Barrel finished whiskey isn’t a unique concept by any means. Most often companies will use a single type of barrel to finish a whiskey, with used wine casks being the most common finishing barrel type. Sometimes they want to try to distinguish themselves further from the crowd using an unusual finishing cask, such as what Willett did using Curacao Casks for their XCF. Other times they’re looking to continue to age the whiskey, but in a different barrel, such as what Barton did with 1792 Port Finish. Finishing in a second American oak barrel is also quite common, and brands such as Woodford Double Oak also make it a part of their identity.
Moving deeper into the world of barrel finishes, you sometimes see companies use two different barrels to finish their bourbon, such as Woodford Double Double Oak, or reuse a barrel to age multiple different types of whiskeys such as what High West has done with some of their single barrel selections. However, what you don’t see too often is a company using three separate types of barrels to barrel finish a whiskey. This is the characteristic that helps Joseph Magnus distinguish itself.
Triple barrel finishing is more of a novel concept given its rarity, likely because of how difficult to pull off successfully. While Jos. A. Magnus & Co. doesn’t state how long the whiskey sits in each type of cask before moving on to the next, the end result is that this bourbon has touched the wood of four distinct barrels by the time all is said and done. The sherry and cognac casks in this case impart some richer flavors that you don’t tend to see in barrel finished whiskeys only using one finishing barrel. However, utilizing so many barrels also adds depth to the drier flavors present, which are constantly battling to take center stage. No matter how you cut it though, you have to give Jos. A. Magnus & Co. credit for taking the time to finish this in three distinct casks, as not only is that a labor of love, but it also gives greater insight into how far you can push barrel finishing a whiskey without going overboard.
Besides age, there are two other things that can quickly increase the price of a bourbon: if it is sourced, and if a secondary barrel finish is involved. In this case not only is Joseph Magnus sourced, it also has to contend with the fact that three distinct casks are used to finish this bourbon. Knowing this, I’m actually surprised at its price point.
In order to utilize a triple barrel finish, Jos. A. Magnus & Co. has to procure the barrels plus manually transfer the bourbon from cask to cask. Whether the bourbon sits in it for one hour, one day, or longer, the fact remains that someone still has to manually move this whiskey from cask to cask, and that comes at a cost of time and manpower.
Now of course the effort has to be worth the outcome in order to justify the price. Joseph Magnus may not be as memorable as some other barrel finished whiskeys that have come before it that really focus on the secondary barrel imparting a strong flavor, such as Angel’s Envy Rye, for instance. That said, Joseph Magnus’ sip is still nuanced enough to be appreciable, and it is this marriage of flavors from numerous barrel finishes that imparts layers of subtle nuances without taking it too far. It’s a more than fair price to pay for the process it endured to get here, and the end result that backs it up.

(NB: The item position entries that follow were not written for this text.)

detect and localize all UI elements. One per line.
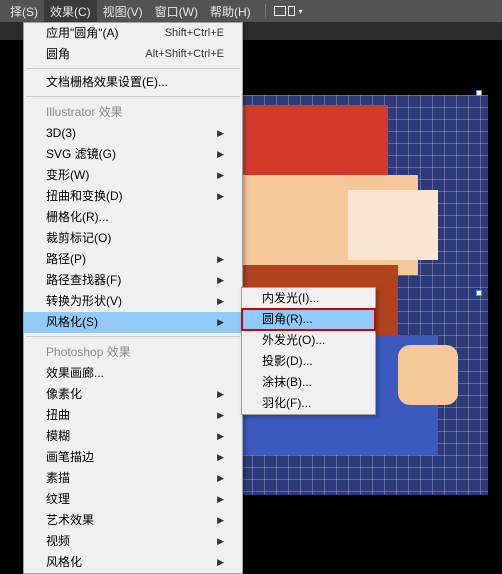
submenu-arrow-icon: ▶: [217, 168, 224, 183]
menubar: 择(S) 效果(C) 视图(V) 窗口(W) 帮助(H) ▾: [0, 0, 502, 22]
menu-item-label: 圆角: [46, 47, 70, 62]
menubar-separator: [265, 4, 266, 18]
stylize-submenu: 内发光(I)... 圆角(R)... 外发光(O)... 投影(D)... 涂抹…: [241, 287, 376, 415]
submenu-feather[interactable]: 羽化(F)...: [242, 393, 375, 414]
menu-item-label: 视频: [46, 534, 70, 549]
submenu-arrow-icon: ▶: [217, 429, 224, 444]
menu-effect-gallery[interactable]: 效果画廊...: [24, 363, 242, 384]
menu-item-label: 扭曲: [46, 408, 70, 423]
menu-item-label: 投影(D)...: [262, 354, 313, 369]
submenu-arrow-icon: ▶: [217, 555, 224, 570]
menu-separator: [26, 68, 240, 69]
menu-item-label: 栅格化(R)...: [46, 210, 109, 225]
menu-crop-marks[interactable]: 裁剪标记(O): [24, 228, 242, 249]
menu-item-label: 文档栅格效果设置(E)...: [46, 75, 168, 90]
selection-handle[interactable]: [476, 90, 482, 96]
menu-item-label: 像素化: [46, 387, 82, 402]
menu-item-label: 3D(3): [46, 126, 76, 141]
submenu-arrow-icon: ▶: [217, 273, 224, 288]
menu-item-label: 外发光(O)...: [262, 333, 325, 348]
submenu-outer-glow[interactable]: 外发光(O)...: [242, 330, 375, 351]
effects-dropdown: 应用"圆角"(A) Shift+Ctrl+E 圆角 Alt+Shift+Ctrl…: [23, 22, 243, 574]
menu-rasterize[interactable]: 栅格化(R)...: [24, 207, 242, 228]
menu-window[interactable]: 窗口(W): [149, 0, 204, 23]
menu-sketch[interactable]: 素描 ▶: [24, 468, 242, 489]
menu-item-label: 应用"圆角"(A): [46, 26, 119, 41]
submenu-arrow-icon: ▶: [217, 534, 224, 549]
menu-stylize[interactable]: 风格化(S) ▶: [24, 312, 242, 333]
menu-stylize-ps[interactable]: 风格化 ▶: [24, 552, 242, 573]
menu-item-label: 内发光(I)...: [262, 291, 319, 306]
menu-separator: [26, 336, 240, 337]
submenu-arrow-icon: ▶: [217, 189, 224, 204]
menu-item-label: 素描: [46, 471, 70, 486]
menu-3d[interactable]: 3D(3) ▶: [24, 123, 242, 144]
menu-svg-filters[interactable]: SVG 滤镜(G) ▶: [24, 144, 242, 165]
menu-brush-strokes[interactable]: 画笔描边 ▶: [24, 447, 242, 468]
submenu-drop-shadow[interactable]: 投影(D)...: [242, 351, 375, 372]
menu-item-label: 风格化: [46, 555, 82, 570]
menu-item-label: 裁剪标记(O): [46, 231, 111, 246]
menu-help[interactable]: 帮助(H): [204, 0, 257, 23]
menu-item-label: 扭曲和变换(D): [46, 189, 123, 204]
submenu-arrow-icon: ▶: [217, 252, 224, 267]
menu-item-label: 艺术效果: [46, 513, 94, 528]
selection-handle[interactable]: [476, 290, 482, 296]
menu-item-label: 变形(W): [46, 168, 89, 183]
menu-item-label: 路径(P): [46, 252, 86, 267]
submenu-round-corners[interactable]: 圆角(R)...: [242, 309, 375, 330]
submenu-arrow-icon: ▶: [217, 471, 224, 486]
menu-path[interactable]: 路径(P) ▶: [24, 249, 242, 270]
submenu-arrow-icon: ▶: [217, 147, 224, 162]
menu-warp[interactable]: 变形(W) ▶: [24, 165, 242, 186]
layout-picker[interactable]: ▾: [274, 6, 303, 16]
menu-effects[interactable]: 效果(C): [44, 0, 97, 23]
submenu-arrow-icon: ▶: [217, 126, 224, 141]
submenu-scribble[interactable]: 涂抹(B)...: [242, 372, 375, 393]
menu-item-label: 涂抹(B)...: [262, 375, 312, 390]
menu-item-label: 圆角(R)...: [262, 312, 313, 327]
menu-artistic[interactable]: 艺术效果 ▶: [24, 510, 242, 531]
menu-item-label: 转换为形状(V): [46, 294, 122, 309]
menu-item-label: 效果画廊...: [46, 366, 104, 381]
menu-item-label: 路径查找器(F): [46, 273, 121, 288]
layout-icon: [274, 6, 286, 16]
menu-video[interactable]: 视频 ▶: [24, 531, 242, 552]
menu-shortcut: Shift+Ctrl+E: [165, 26, 224, 41]
menu-convert-to-shape[interactable]: 转换为形状(V) ▶: [24, 291, 242, 312]
menu-doc-raster-settings[interactable]: 文档栅格效果设置(E)...: [24, 72, 242, 93]
menu-item-label: 羽化(F)...: [262, 396, 311, 411]
menu-section-photoshop: Photoshop 效果: [24, 340, 242, 363]
menu-distort-transform[interactable]: 扭曲和变换(D) ▶: [24, 186, 242, 207]
menu-apply-last[interactable]: 应用"圆角"(A) Shift+Ctrl+E: [24, 23, 242, 44]
menu-item-label: 风格化(S): [46, 315, 98, 330]
layout-icon: [288, 6, 295, 16]
menu-section-illustrator: Illustrator 效果: [24, 100, 242, 123]
menu-blur[interactable]: 模糊 ▶: [24, 426, 242, 447]
menu-view[interactable]: 视图(V): [97, 0, 149, 23]
menu-round[interactable]: 圆角 Alt+Shift+Ctrl+E: [24, 44, 242, 65]
submenu-arrow-icon: ▶: [217, 315, 224, 330]
menu-pixelate[interactable]: 像素化 ▶: [24, 384, 242, 405]
menu-item-label: SVG 滤镜(G): [46, 147, 116, 162]
submenu-inner-glow[interactable]: 内发光(I)...: [242, 288, 375, 309]
chevron-down-icon: ▾: [299, 7, 303, 16]
submenu-arrow-icon: ▶: [217, 294, 224, 309]
submenu-arrow-icon: ▶: [217, 387, 224, 402]
menu-distort[interactable]: 扭曲 ▶: [24, 405, 242, 426]
submenu-arrow-icon: ▶: [217, 408, 224, 423]
submenu-arrow-icon: ▶: [217, 450, 224, 465]
menu-shortcut: Alt+Shift+Ctrl+E: [145, 47, 224, 62]
menu-pathfinder[interactable]: 路径查找器(F) ▶: [24, 270, 242, 291]
menu-select[interactable]: 择(S): [4, 0, 44, 23]
menu-separator: [26, 96, 240, 97]
submenu-arrow-icon: ▶: [217, 513, 224, 528]
menu-item-label: 模糊: [46, 429, 70, 444]
menu-item-label: 画笔描边: [46, 450, 94, 465]
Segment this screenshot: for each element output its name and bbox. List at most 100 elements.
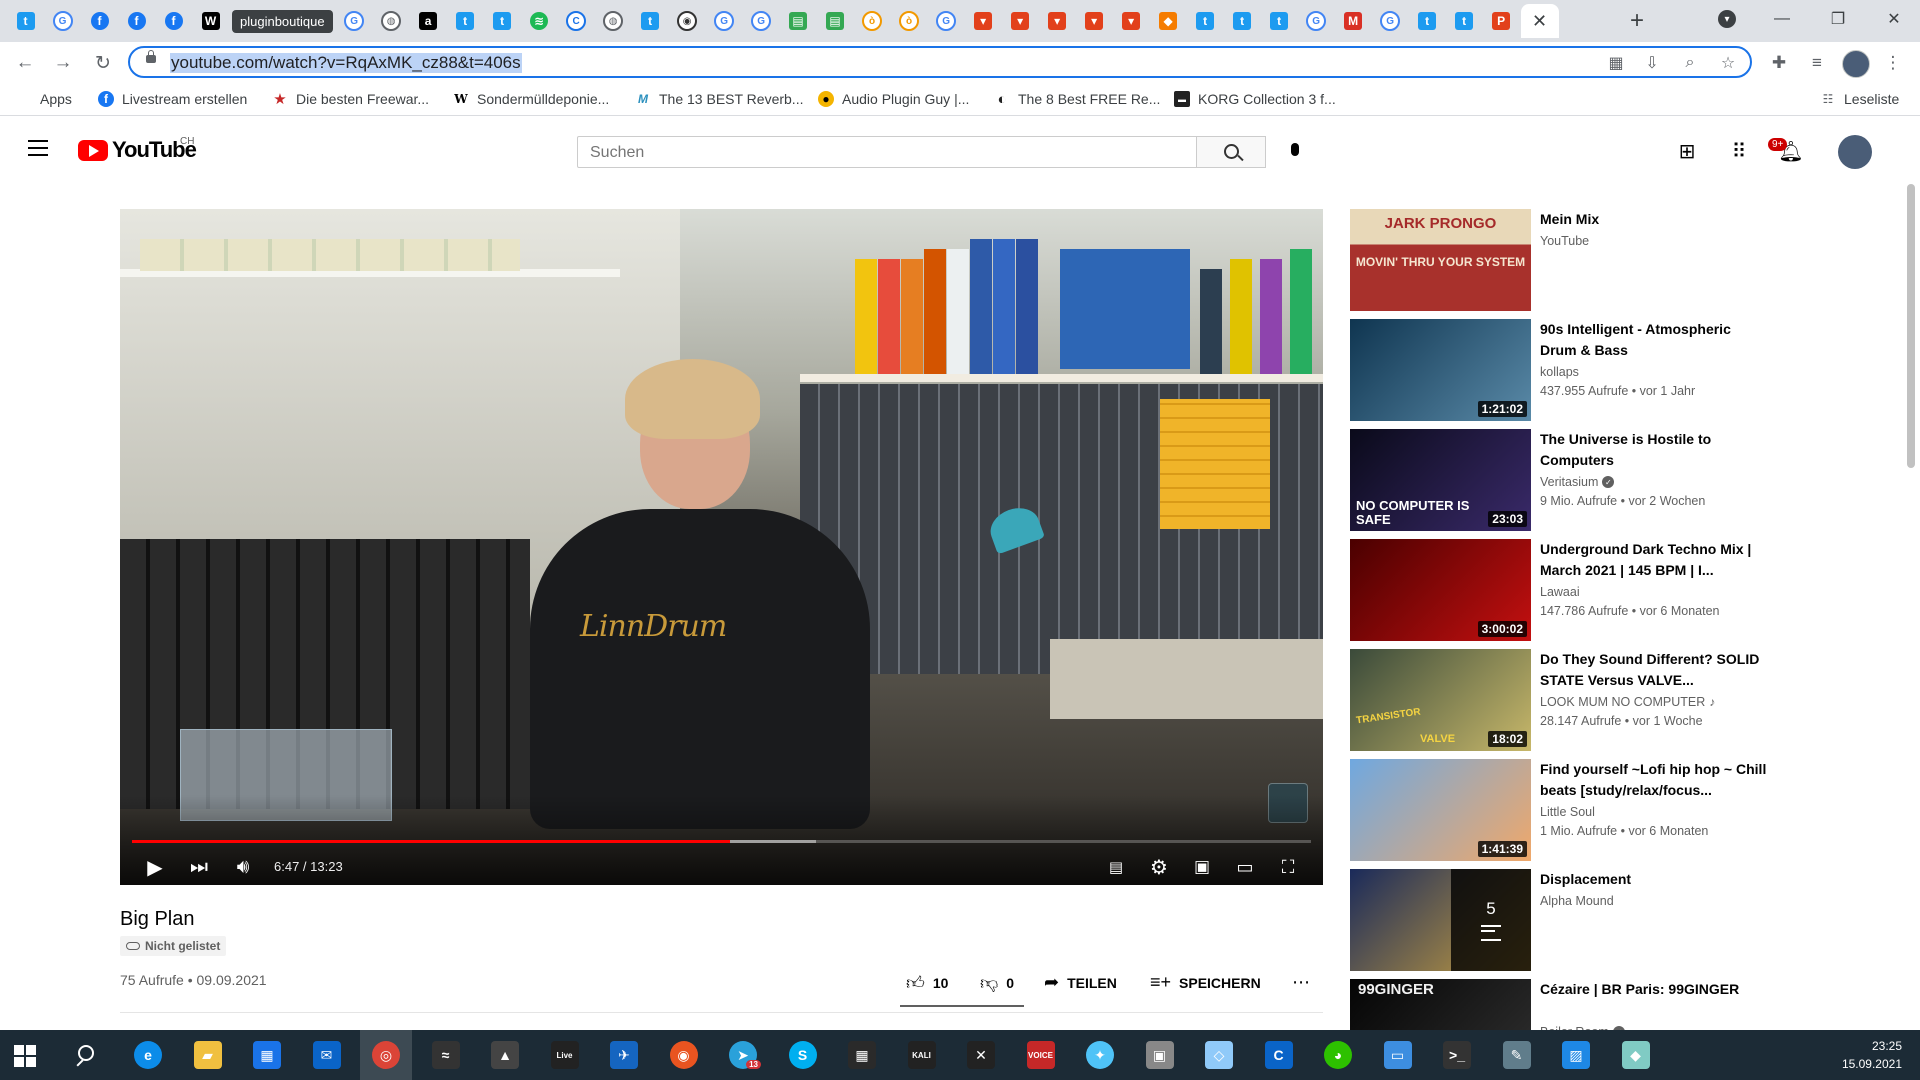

What may come across as a mad science experiment in regards to barrel finishing, turns out to be just the right formula in the case of Joseph Magnus bourbon.
Joseph Magnus is always going to be a polarizing bottle to many who walk past it on a store shelf simply because it’s a barrel finished bourbon. Seeing that Joseph Magnus is finished in three unique barrels won’t help its case with these consumers. Additionally, a higher price tag for a NAS sourced bourbon is also a tough pill for many to swallow. However, after having the chance to really dive into this finished bourbon, I say to those individuals, it’s worth your time and money to give it a fair shake.
Even with the finish falling short, the bourbon delivers a diverse and nuanced sip thanks to a solid nose and palate. Surprisingly, even with its utilization of three distinct casks in finishing, no individual barrel influence is too overpowering. Instead, Joseph Magnus delivers a sip that is clearly influenced by the barrels it touched, yet one that can still be appreciated by bourbon drinkers who may not normally reach for a barrel finished bourbon.